The key attributes of its strategy includes bringing its infrastructure portfolio to comprise 85% of segment profit by the end of 2019, with the Hardisty and Edmonton terminals representing approximately 75% of segment profit. The company also aims to invest $150m – $200m in growth capital per year, inclusive of the expected sanction of at least one to two tanks per year that provides mid- to upper-single digit distributable cash flow per share growth. Additionally, the company intends on having a secure, growing dividend, underpinned by long-term contracts with Investment Grade counterparties at its terminal assets.

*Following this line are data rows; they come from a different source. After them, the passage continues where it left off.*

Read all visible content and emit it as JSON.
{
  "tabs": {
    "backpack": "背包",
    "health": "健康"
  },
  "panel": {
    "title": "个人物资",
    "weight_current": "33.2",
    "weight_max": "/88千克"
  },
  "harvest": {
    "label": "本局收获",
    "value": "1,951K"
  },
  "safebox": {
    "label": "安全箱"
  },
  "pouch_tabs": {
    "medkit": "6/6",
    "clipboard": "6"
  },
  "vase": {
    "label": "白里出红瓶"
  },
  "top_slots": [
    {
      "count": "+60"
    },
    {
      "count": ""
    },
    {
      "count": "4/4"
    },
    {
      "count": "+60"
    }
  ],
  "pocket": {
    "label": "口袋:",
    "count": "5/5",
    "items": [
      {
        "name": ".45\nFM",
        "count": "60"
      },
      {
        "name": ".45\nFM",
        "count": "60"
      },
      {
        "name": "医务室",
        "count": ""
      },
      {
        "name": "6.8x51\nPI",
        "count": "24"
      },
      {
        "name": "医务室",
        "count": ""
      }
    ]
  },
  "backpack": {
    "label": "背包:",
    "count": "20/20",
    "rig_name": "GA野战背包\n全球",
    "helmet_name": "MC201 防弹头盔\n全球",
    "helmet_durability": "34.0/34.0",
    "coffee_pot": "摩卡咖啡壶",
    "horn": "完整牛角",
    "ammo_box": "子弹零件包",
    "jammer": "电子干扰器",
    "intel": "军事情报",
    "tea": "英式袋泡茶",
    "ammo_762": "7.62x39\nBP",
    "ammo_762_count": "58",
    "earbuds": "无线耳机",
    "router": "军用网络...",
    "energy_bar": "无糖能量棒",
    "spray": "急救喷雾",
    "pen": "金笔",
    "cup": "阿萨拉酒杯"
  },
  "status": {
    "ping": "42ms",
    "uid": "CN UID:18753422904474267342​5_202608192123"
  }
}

President and Chief Executive Officer, Steve Spaulding, emphasised the importance of the planned divestment on company cash flow: “Accelerating the shift towards an oil infrastructure focus meaningfully improves the quality of our cash flows and better positions Gibson to target double-digit distributable cash flow per share growth.” Adding that the company is confident in reaching its targets in 2019 based on the projects it already has under construction, coupled with anticipated cost savings.

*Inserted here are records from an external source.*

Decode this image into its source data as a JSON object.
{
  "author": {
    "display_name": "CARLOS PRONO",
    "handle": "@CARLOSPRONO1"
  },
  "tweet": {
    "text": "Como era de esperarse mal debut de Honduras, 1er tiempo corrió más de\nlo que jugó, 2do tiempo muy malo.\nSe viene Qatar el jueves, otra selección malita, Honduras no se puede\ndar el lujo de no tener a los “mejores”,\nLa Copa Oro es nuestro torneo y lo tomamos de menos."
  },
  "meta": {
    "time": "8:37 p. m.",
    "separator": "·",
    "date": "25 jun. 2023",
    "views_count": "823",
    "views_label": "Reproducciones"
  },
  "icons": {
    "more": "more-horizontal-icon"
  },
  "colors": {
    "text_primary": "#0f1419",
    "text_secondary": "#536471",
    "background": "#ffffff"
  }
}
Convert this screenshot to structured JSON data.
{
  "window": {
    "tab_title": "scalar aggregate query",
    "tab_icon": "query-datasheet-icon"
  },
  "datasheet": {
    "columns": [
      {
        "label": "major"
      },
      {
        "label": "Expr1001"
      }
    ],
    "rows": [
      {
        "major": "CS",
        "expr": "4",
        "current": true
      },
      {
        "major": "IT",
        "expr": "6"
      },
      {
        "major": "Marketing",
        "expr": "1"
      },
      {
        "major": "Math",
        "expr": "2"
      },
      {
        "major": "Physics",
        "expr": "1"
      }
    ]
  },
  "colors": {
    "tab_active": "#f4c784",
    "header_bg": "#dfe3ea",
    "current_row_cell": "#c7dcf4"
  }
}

“Longer term, to secure the capital investment opportunities we require to drive our growth, we need to be focused on the business lines and basins in which we have the strongest competitive positions.”

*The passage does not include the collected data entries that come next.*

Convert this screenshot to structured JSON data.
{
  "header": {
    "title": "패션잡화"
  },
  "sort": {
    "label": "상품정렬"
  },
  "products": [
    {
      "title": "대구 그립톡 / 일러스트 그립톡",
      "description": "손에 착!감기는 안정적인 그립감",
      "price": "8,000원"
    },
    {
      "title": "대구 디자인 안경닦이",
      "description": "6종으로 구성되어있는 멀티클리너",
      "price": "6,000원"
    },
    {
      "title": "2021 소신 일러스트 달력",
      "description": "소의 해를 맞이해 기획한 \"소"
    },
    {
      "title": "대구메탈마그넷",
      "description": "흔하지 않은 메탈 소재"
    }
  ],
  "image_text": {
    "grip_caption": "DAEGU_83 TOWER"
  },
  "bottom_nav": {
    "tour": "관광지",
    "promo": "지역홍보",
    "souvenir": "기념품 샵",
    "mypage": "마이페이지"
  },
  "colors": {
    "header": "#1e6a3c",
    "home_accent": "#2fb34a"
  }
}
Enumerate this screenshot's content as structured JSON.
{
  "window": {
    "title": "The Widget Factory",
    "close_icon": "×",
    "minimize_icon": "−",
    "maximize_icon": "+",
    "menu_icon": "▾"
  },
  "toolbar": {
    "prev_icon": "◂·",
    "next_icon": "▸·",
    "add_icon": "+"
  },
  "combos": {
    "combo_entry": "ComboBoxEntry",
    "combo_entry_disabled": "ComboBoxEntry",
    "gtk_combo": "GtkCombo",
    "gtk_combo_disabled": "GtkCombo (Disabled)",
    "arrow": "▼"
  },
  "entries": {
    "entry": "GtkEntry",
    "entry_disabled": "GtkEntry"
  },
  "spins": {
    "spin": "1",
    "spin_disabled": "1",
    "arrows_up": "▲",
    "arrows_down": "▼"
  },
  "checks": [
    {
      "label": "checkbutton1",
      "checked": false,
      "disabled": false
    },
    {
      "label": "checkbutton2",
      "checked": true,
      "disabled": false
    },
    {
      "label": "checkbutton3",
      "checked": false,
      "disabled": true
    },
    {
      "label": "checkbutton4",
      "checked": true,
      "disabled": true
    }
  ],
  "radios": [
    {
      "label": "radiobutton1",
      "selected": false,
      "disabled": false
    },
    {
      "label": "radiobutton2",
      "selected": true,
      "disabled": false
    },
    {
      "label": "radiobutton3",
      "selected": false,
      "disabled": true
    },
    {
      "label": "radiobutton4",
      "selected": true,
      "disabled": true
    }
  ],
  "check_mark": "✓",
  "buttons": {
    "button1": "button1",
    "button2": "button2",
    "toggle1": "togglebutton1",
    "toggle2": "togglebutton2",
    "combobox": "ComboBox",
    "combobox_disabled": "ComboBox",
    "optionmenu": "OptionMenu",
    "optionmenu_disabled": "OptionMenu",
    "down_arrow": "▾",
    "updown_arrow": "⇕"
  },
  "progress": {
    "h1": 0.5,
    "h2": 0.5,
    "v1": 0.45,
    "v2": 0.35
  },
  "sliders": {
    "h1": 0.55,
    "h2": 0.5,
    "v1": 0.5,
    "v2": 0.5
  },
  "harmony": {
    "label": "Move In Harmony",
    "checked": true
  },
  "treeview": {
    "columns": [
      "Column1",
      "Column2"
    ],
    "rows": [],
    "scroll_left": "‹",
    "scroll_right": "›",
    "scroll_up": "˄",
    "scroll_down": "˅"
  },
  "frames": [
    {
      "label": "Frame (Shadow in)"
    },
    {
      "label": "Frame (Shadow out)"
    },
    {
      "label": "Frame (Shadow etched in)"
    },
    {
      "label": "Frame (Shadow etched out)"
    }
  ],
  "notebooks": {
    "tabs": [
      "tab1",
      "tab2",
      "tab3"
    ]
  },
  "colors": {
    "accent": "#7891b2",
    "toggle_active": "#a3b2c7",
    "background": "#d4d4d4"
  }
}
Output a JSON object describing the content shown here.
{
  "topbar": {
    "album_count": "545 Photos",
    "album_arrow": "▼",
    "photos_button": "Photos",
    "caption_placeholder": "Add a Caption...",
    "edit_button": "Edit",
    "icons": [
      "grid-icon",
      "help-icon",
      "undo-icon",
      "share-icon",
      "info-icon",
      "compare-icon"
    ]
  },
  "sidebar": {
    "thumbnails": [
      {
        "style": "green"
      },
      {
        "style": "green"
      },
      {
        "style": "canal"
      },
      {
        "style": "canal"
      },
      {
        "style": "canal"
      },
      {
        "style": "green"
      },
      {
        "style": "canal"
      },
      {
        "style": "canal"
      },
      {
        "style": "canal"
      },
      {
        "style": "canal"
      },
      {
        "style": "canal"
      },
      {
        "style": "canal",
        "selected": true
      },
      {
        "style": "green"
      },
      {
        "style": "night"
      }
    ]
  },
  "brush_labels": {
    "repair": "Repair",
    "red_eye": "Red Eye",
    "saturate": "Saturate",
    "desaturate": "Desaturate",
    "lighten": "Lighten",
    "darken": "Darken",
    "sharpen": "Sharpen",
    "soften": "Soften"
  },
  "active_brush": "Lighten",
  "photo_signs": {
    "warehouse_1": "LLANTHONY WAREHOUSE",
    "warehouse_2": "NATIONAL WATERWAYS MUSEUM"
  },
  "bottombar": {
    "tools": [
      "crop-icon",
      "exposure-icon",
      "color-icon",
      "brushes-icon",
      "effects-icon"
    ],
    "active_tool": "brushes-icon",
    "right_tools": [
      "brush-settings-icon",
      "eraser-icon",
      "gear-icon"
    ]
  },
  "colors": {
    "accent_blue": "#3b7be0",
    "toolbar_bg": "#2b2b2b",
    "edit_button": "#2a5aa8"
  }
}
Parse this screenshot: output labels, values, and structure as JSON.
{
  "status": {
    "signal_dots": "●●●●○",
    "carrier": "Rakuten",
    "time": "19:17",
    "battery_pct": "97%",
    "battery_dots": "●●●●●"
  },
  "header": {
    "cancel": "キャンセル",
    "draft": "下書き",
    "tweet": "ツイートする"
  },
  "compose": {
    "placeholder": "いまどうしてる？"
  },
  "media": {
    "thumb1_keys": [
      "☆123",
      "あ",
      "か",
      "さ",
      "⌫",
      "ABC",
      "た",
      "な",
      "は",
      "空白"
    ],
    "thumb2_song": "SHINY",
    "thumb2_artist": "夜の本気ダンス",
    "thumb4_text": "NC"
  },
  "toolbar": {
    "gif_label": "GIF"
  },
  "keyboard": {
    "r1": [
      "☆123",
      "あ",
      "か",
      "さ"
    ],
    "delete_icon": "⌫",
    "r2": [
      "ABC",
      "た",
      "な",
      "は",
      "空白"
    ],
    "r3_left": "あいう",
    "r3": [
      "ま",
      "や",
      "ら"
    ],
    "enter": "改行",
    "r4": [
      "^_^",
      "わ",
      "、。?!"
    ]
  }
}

Gibson Energy’s Canadian business strategy expects that the long-term growth of oil sands production will continue to increase heavy oil flows into Hardisty, driving producer demand for additional tankage. Gibson has a very strong competitive position at Hardisty and expects that the company will continue to secure a significant proportion of incremental third-party tank build opportunities.
The company will also continue to grow its businesses that leverage the core terminal position. Ancillary services within the terminals are expected to continue to generate smaller-scale investment opportunities, including additional pipeline connections, blending and other optimisations on behalf of terminal customers. Gibson also seeks to expand its pipeline gathering network surrounding Hardisty in the Viking Basin by leveraging existing storage capabilities and access to egress pipelines at its terminals.
Gibson’s US strategy will focus on the Permian and SCOOP / STACK basins and leverage its injection station position in these plays as a competitive advantage to build gathering systems relative to other regional players.
Gibson Energy is not alone in its strategy. DKGP Energy Terminals is also focusing on its storage terminal portfolio, following its recent announcement to acquire two refined products terminals from an affiliate of midstream infrastructure provider American Midstream Partners. The $1.38bn acquisition will see the company become the new owners of two terminals. One of the terminals is located in Caddo Mills, Texas, while the other is located in North Little Rock, Arkansas.
The deal is expected to be completed by the end of first half of 2018. DKGP Energy is a joint venture of Delek Logistics Partners and Green Plains Partners.
Royal Vopak has also announced the expansion of its storage capacity by 100,000 cubic metres for the storage of gasoline and biofuels of the PT Jakarta Tank Terminal (JTT), a joint venture company in Indonesia between Royal Vopak and PT AKR Corporindo Tbk (AKR). The expansion will take the total tank capacity of JTT to more than 350,000 cubic metres.